Maradona führt Argentinien bisher mit einem Mix aus Wahnsinn und Hingabe traumwandlerisch sicher durchs Turnier. Seine Spieler sehen zu ihm auf, er selbst umarmt nach Toren und Siegen alles, was ihm über den Weg läuft. Seinem Star Lionel Messi schenkte Maradona zu dessem 23. Geburtstag in der vergangenen Woche ein T-Shirt mit der folgenden Aufschrift: «Mit all meiner Liebe und Bewunderung. Für Lio. Dein Trainer Diego.» Stellen Sie sich vor, Ottmar Hitzfeld würde so etwas für Diego Benaglio oder Alex Frei tun...

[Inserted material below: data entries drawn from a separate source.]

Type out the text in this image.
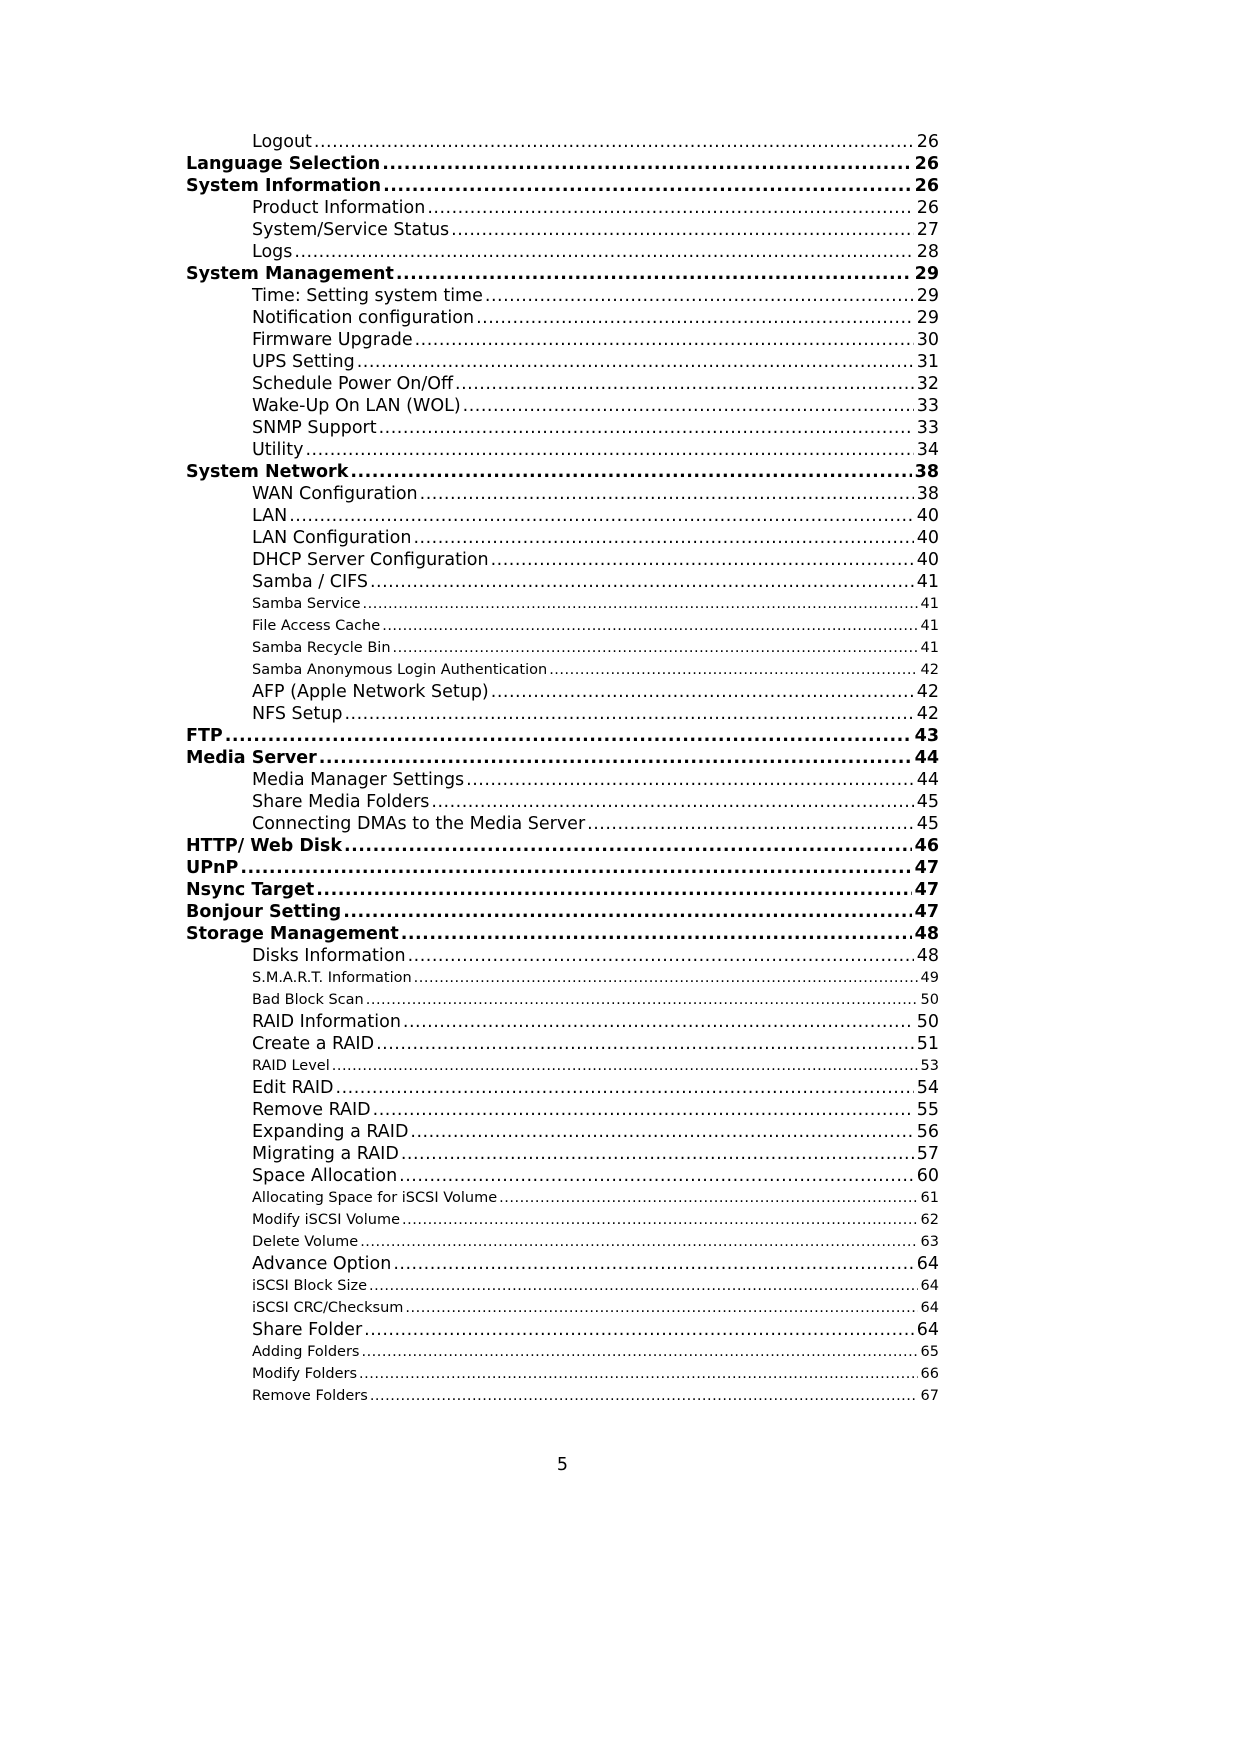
Logout .....	26
Language Selection .....	26
System Information .....	26
Product Information .....	26
System/Service Status .....	27
Logs .....	28
System Management .....	29
Time: Setting system time .....	29
Notification configuration .....	29
Firmware Upgrade .....	30
UPS Setting .....	31
Schedule Power On/Off .....	32
Wake-Up On LAN (WOL) .....	33
SNMP Support .....	33
Utility .....	34
System Network .....	38
WAN Configuration .....	38
LAN .....	40
LAN Configuration .....	40
DHCP Server Configuration .....	40
Samba / CIFS .....	41
Samba Service .....	41
File Access Cache .....	41
Samba Recycle Bin .....	41
Samba Anonymous Login Authentication .....	42
AFP (Apple Network Setup) .....	42
NFS Setup .....	42
FTP .....	43
Media Server .....	44
Media Manager Settings .....	44
Share Media Folders .....	45
Connecting DMAs to the Media Server .....	45
HTTP/ Web Disk .....	46
UPnP .....	47
Nsync Target .....	47
Bonjour Setting .....	47
Storage Management .....	48
Disks Information .....	48
S.M.A.R.T. Information .....	49
Bad Block Scan .....	50
RAID Information .....	50
Create a RAID .....	51
RAID Level .....	53
Edit RAID .....	54
Remove RAID .....	55
Expanding a RAID .....	56
Migrating a RAID .....	57
Space Allocation .....	60
Allocating Space for iSCSI Volume .....	61
Modify iSCSI Volume .....	62
Delete Volume .....	63
Advance Option .....	64
iSCSI Block Size .....	64
iSCSI CRC/Checksum .....	64
Share Folder .....	64
Adding Folders .....	65
Modify Folders .....	66
Remove Folders .....	67
5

Die Schwachstelle der Argentinier heisst Demichelis

Maradona ist aber längst nicht nur der Entertainer und Motivator an der Seitenlinie. Er besitzt mit Carlos Bilardo, seinem Weltmeister-Coach von 1986, auch eine Art externe Festplatte. Bilardo, dessen offizielle Berufsbezeichnung Teammanager lautet, hat in seinem Kopf taktische Winkelzüge aus mehreren Jahrzehnten abgespeichert und stellt diese seinem Ex-Schützling zur Verfügung. Dass Maradona mit einem allzu sorglosen Konzept gegen die Deutschen antreten wird, ist also nicht anzunehmen.

So hofft die DFB-Elf am Samstag im Viertelfinal-Schlager vor allem auf Schwächen im argentinischen Abwehrverbund. Dort macht vor allem Bayern-Profi Martin Demichelis bisweilen einen unsicheren Eindruck. «Die Gauchos sind hinten verwundbar», betont der frühere Weltklasse-Verteidiger Guido Buchwald, im WM-Final 1990 Maradonas Gegenspieler.